Volunteerism forum draws hundreds to campus
Posted February 1, 2001; 07:44 p.m.
deep commitment to volunteerism stands as a critical part of our democracy, one that burgeoning nations often fail to replicate, New Jersey Secretary of State DeForest "Buster" Soaries told more than 230 community leaders who attended a conference at Princeton University Thursday night.

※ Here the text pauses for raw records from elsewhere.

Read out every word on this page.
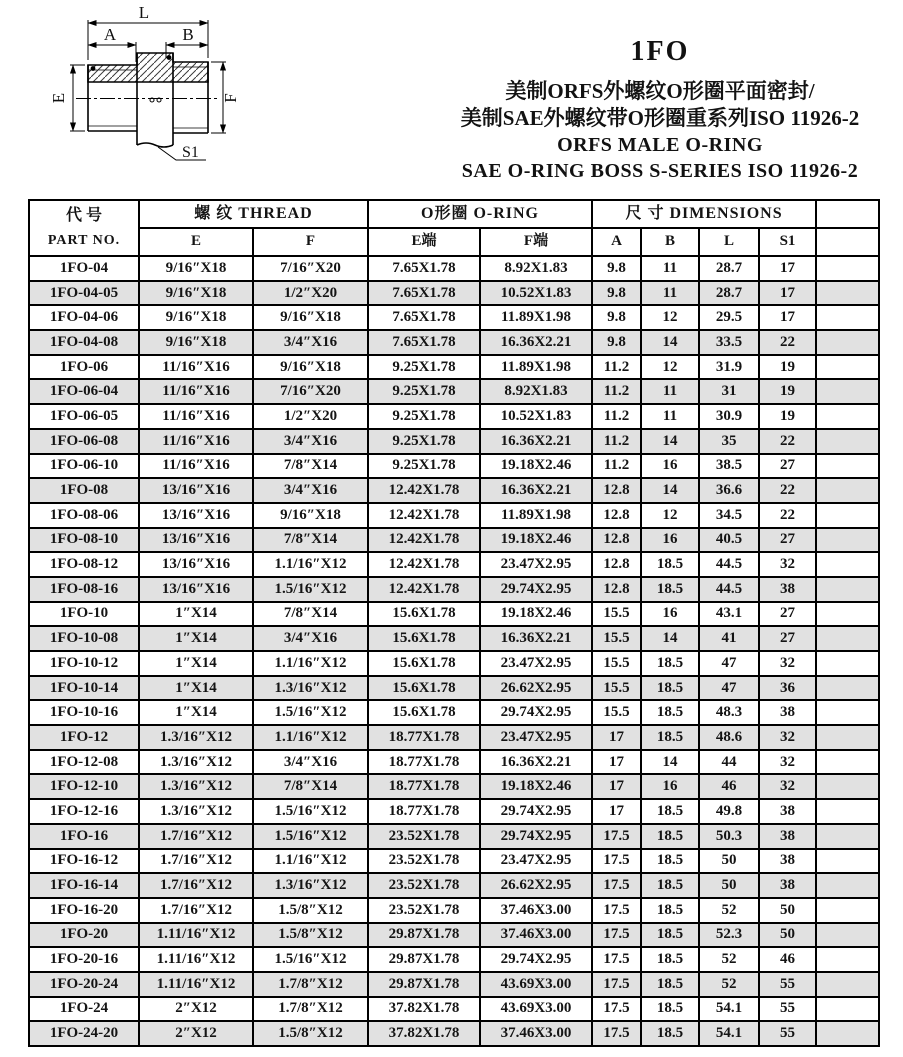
L
A	B
E	F
S1
1FO
美制ORFS外螺纹O形圈平面密封/
美制SAE外螺纹带O形圈重系列ISO 11926-2
ORFS MALE O-RING
SAE O-RING BOSS S-SERIES ISO 11926-2
代 号
PART NO.	螺 纹 THREAD		O形圈 O-RING		尺 寸 DIMENSIONS				
	E	F	E端	F端	A	B	L	S1	
1FO-04	9/16″X18	7/16″X20	7.65X1.78	8.92X1.83	9.8	11	28.7	17	
1FO-04-05	9/16″X18	1/2″X20	7.65X1.78	10.52X1.83	9.8	11	28.7	17	
1FO-04-06	9/16″X18	9/16″X18	7.65X1.78	11.89X1.98	9.8	12	29.5	17	
1FO-04-08	9/16″X18	3/4″X16	7.65X1.78	16.36X2.21	9.8	14	33.5	22	
1FO-06	11/16″X16	9/16″X18	9.25X1.78	11.89X1.98	11.2	12	31.9	19	
1FO-06-04	11/16″X16	7/16″X20	9.25X1.78	8.92X1.83	11.2	11	31	19	
1FO-06-05	11/16″X16	1/2″X20	9.25X1.78	10.52X1.83	11.2	11	30.9	19	
1FO-06-08	11/16″X16	3/4″X16	9.25X1.78	16.36X2.21	11.2	14	35	22	
1FO-06-10	11/16″X16	7/8″X14	9.25X1.78	19.18X2.46	11.2	16	38.5	27	
1FO-08	13/16″X16	3/4″X16	12.42X1.78	16.36X2.21	12.8	14	36.6	22	
1FO-08-06	13/16″X16	9/16″X18	12.42X1.78	11.89X1.98	12.8	12	34.5	22	
1FO-08-10	13/16″X16	7/8″X14	12.42X1.78	19.18X2.46	12.8	16	40.5	27	
1FO-08-12	13/16″X16	1.1/16″X12	12.42X1.78	23.47X2.95	12.8	18.5	44.5	32	
1FO-08-16	13/16″X16	1.5/16″X12	12.42X1.78	29.74X2.95	12.8	18.5	44.5	38	
1FO-10	1″X14	7/8″X14	15.6X1.78	19.18X2.46	15.5	16	43.1	27	
1FO-10-08	1″X14	3/4″X16	15.6X1.78	16.36X2.21	15.5	14	41	27	
1FO-10-12	1″X14	1.1/16″X12	15.6X1.78	23.47X2.95	15.5	18.5	47	32	
1FO-10-14	1″X14	1.3/16″X12	15.6X1.78	26.62X2.95	15.5	18.5	47	36	
1FO-10-16	1″X14	1.5/16″X12	15.6X1.78	29.74X2.95	15.5	18.5	48.3	38	
1FO-12	1.3/16″X12	1.1/16″X12	18.77X1.78	23.47X2.95	17	18.5	48.6	32	
1FO-12-08	1.3/16″X12	3/4″X16	18.77X1.78	16.36X2.21	17	14	44	32	
1FO-12-10	1.3/16″X12	7/8″X14	18.77X1.78	19.18X2.46	17	16	46	32	
1FO-12-16	1.3/16″X12	1.5/16″X12	18.77X1.78	29.74X2.95	17	18.5	49.8	38	
1FO-16	1.7/16″X12	1.5/16″X12	23.52X1.78	29.74X2.95	17.5	18.5	50.3	38	
1FO-16-12	1.7/16″X12	1.1/16″X12	23.52X1.78	23.47X2.95	17.5	18.5	50	38	
1FO-16-14	1.7/16″X12	1.3/16″X12	23.52X1.78	26.62X2.95	17.5	18.5	50	38	
1FO-16-20	1.7/16″X12	1.5/8″X12	23.52X1.78	37.46X3.00	17.5	18.5	52	50	
1FO-20	1.11/16″X12	1.5/8″X12	29.87X1.78	37.46X3.00	17.5	18.5	52.3	50	
1FO-20-16	1.11/16″X12	1.5/16″X12	29.87X1.78	29.74X2.95	17.5	18.5	52	46	
1FO-20-24	1.11/16″X12	1.7/8″X12	29.87X1.78	43.69X3.00	17.5	18.5	52	55	
1FO-24	2″X12	1.7/8″X12	37.82X1.78	43.69X3.00	17.5	18.5	54.1	55	
1FO-24-20	2″X12	1.5/8″X12	37.82X1.78	37.46X3.00	17.5	18.5	54.1	55	
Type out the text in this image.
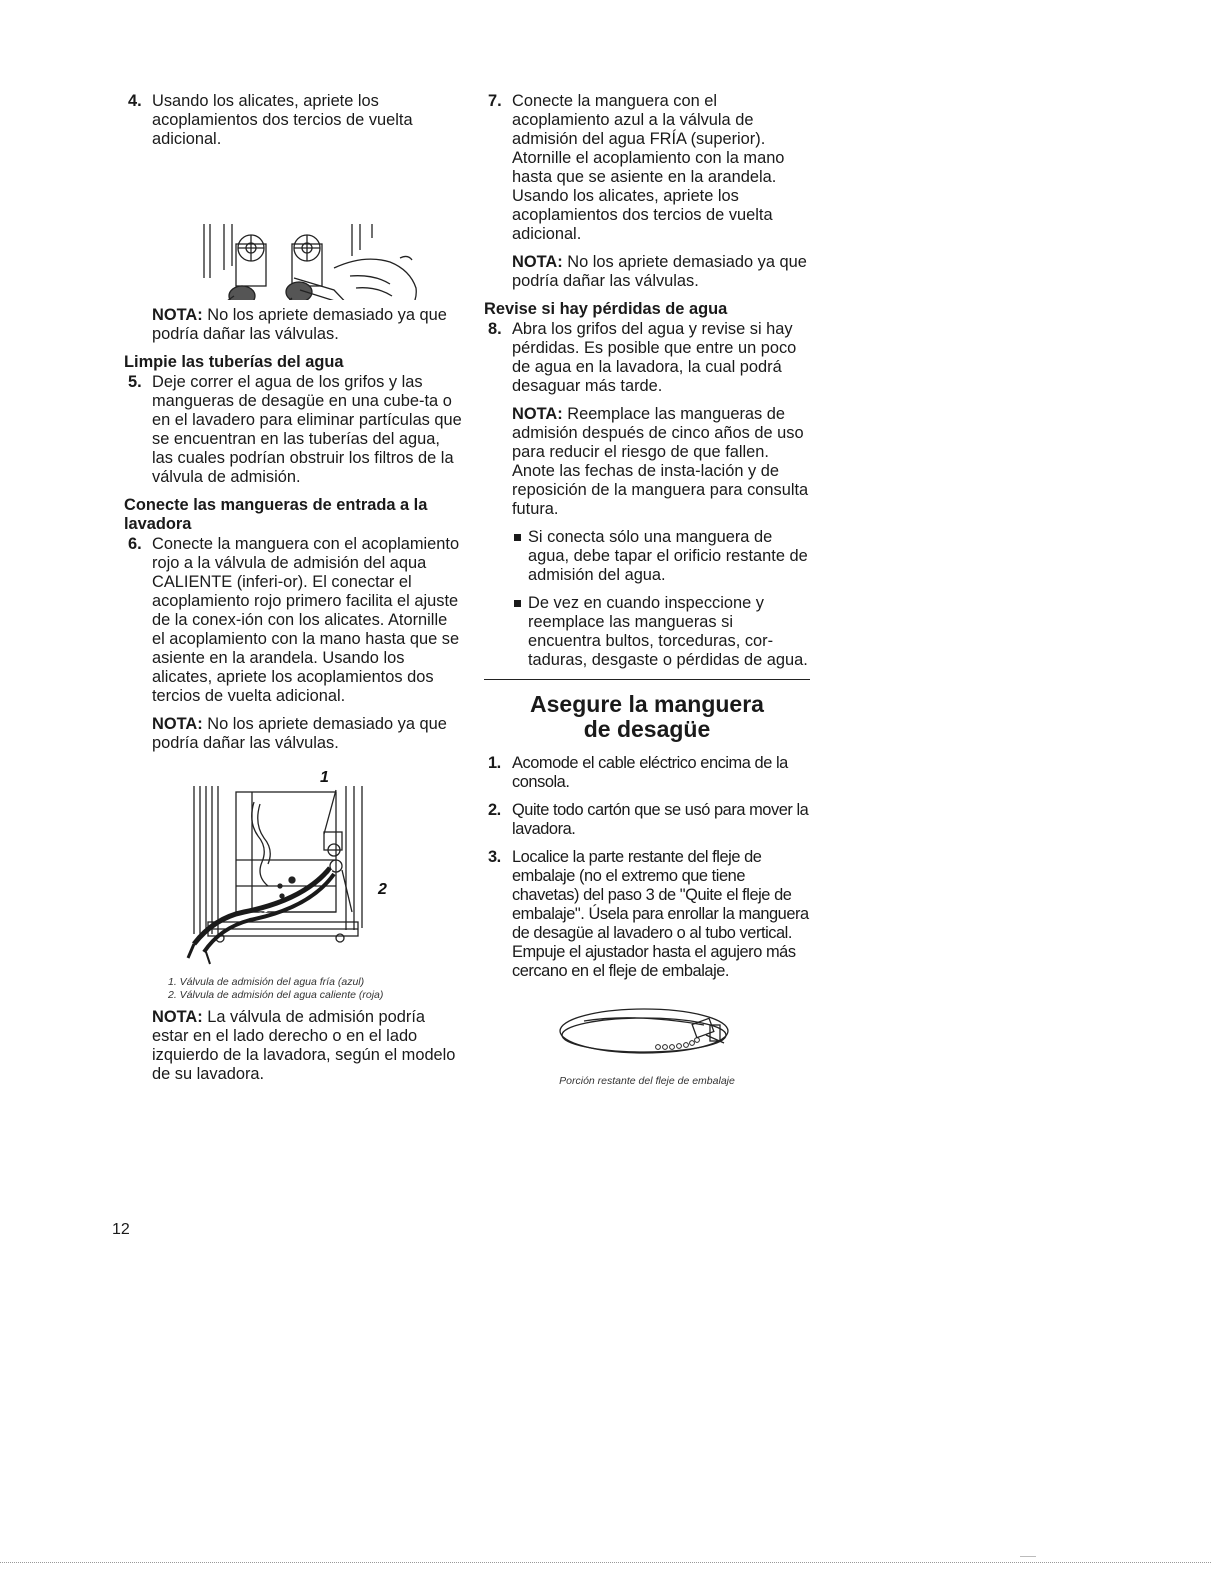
4. Usando los alicates, apriete los acoplamientos dos tercios de vuelta adicional.
NOTA: No los apriete demasiado ya que podría dañar las válvulas.
Limpie las tuberías del agua
5. Deje correr el agua de los grifos y las mangueras de desagüe en una cube-ta o en el lavadero para eliminar partículas que se encuentran en las tuberías del agua, las cuales podrían obstruir los filtros de la válvula de admisión.
Conecte las mangueras de entrada a la lavadora
6. Conecte la manguera con el acoplamiento rojo a la válvula de admisión del aqua CALIENTE (inferi-or). El conectar el acoplamiento rojo primero facilita el ajuste de la conex-ión con los alicates. Atornille el acoplamiento con la mano hasta que se asiente en la arandela. Usando los alicates, apriete los acoplamientos dos tercios de vuelta adicional.
NOTA: No los apriete demasiado ya que podría dañar las válvulas.
1
2
1. Válvula de admisión del agua fría (azul)
2. Válvula de admisión del agua caliente (roja)
NOTA: La válvula de admisión podría estar en el lado derecho o en el lado izquierdo de la lavadora, según el modelo de su lavadora.
7. Conecte la manguera con el acoplamiento azul a la válvula de admisión del agua FRÍA (superior). Atornille el acoplamiento con la mano hasta que se asiente en la arandela. Usando los alicates, apriete los acoplamientos dos tercios de vuelta adicional.
NOTA: No los apriete demasiado ya que podría dañar las válvulas.
Revise si hay pérdidas de agua
8. Abra los grifos del agua y revise si hay pérdidas. Es posible que entre un poco de agua en la lavadora, la cual podrá desaguar más tarde.
NOTA: Reemplace las mangueras de admisión después de cinco años de uso para reducir el riesgo de que fallen. Anote las fechas de insta-lación y de reposición de la manguera para consulta futura.
Si conecta sólo una manguera de agua, debe tapar el orificio restante de admisión del agua.
De vez en cuando inspeccione y reemplace las mangueras si encuentra bultos, torceduras, cor-taduras, desgaste o pérdidas de agua.
Asegure la manguera
de desagüe
1. Acomode el cable eléctrico encima de la consola.
2. Quite todo cartón que se usó para mover la lavadora.
3. Localice la parte restante del fleje de embalaje (no el extremo que tiene chavetas) del paso 3 de "Quite el fleje de embalaje". Úsela para enrollar la manguera de desagüe al lavadero o al tubo vertical. Empuje el ajustador hasta el agujero más cercano en el fleje de embalaje.
Porción restante del fleje de embalaje
12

"Service is the ultimate expression of power," Soaries said during his keynote address in Dodds Auditorium. "Ultimately, history will measure us by our capacity to be inclusive in the great benefits we enjoy," he said. "Rather than considering volunteerism as a noble yet sideline activity, what is critical to our future is passing this on to our next generation as being core and central to who we are."
Co-hosted by the University's Office of Community and State Affairs and the Woodrow Wilson School of Public and International Affairs and convened by Marge Smith, chair of the Human Services Commission of Princeton, the annual "Community Works" conference encourages non-profit professionals from throughout Mercer County to network and solve problems. Smith said the group identified fundraising, working with volunteers effectively and staff retention as ongoing challenges. But state and university officials praised participants for their daily work, despite such dilemmas.
"There is no greater gift that one can give than volunteerism," Karen Woodbridge, associate director of community and state affairs and a workshop leader, said before introducing Soaries.
Soaries, a Baptist minister, began his address by explaining the Christian concept of "the rapture" -- a day when "good" people would disappear from the earth, leaving others behind -- and asking the audience to imagine what the nation would be like if volunteers suddenly disappeared.
"America is much more than a democratic society that experiences, every season, a smooth transition of power," Soaries said. In America, "one cannot be fully human unless one contributes to at least one other person," he concluded. "It is through your work that history will judge us."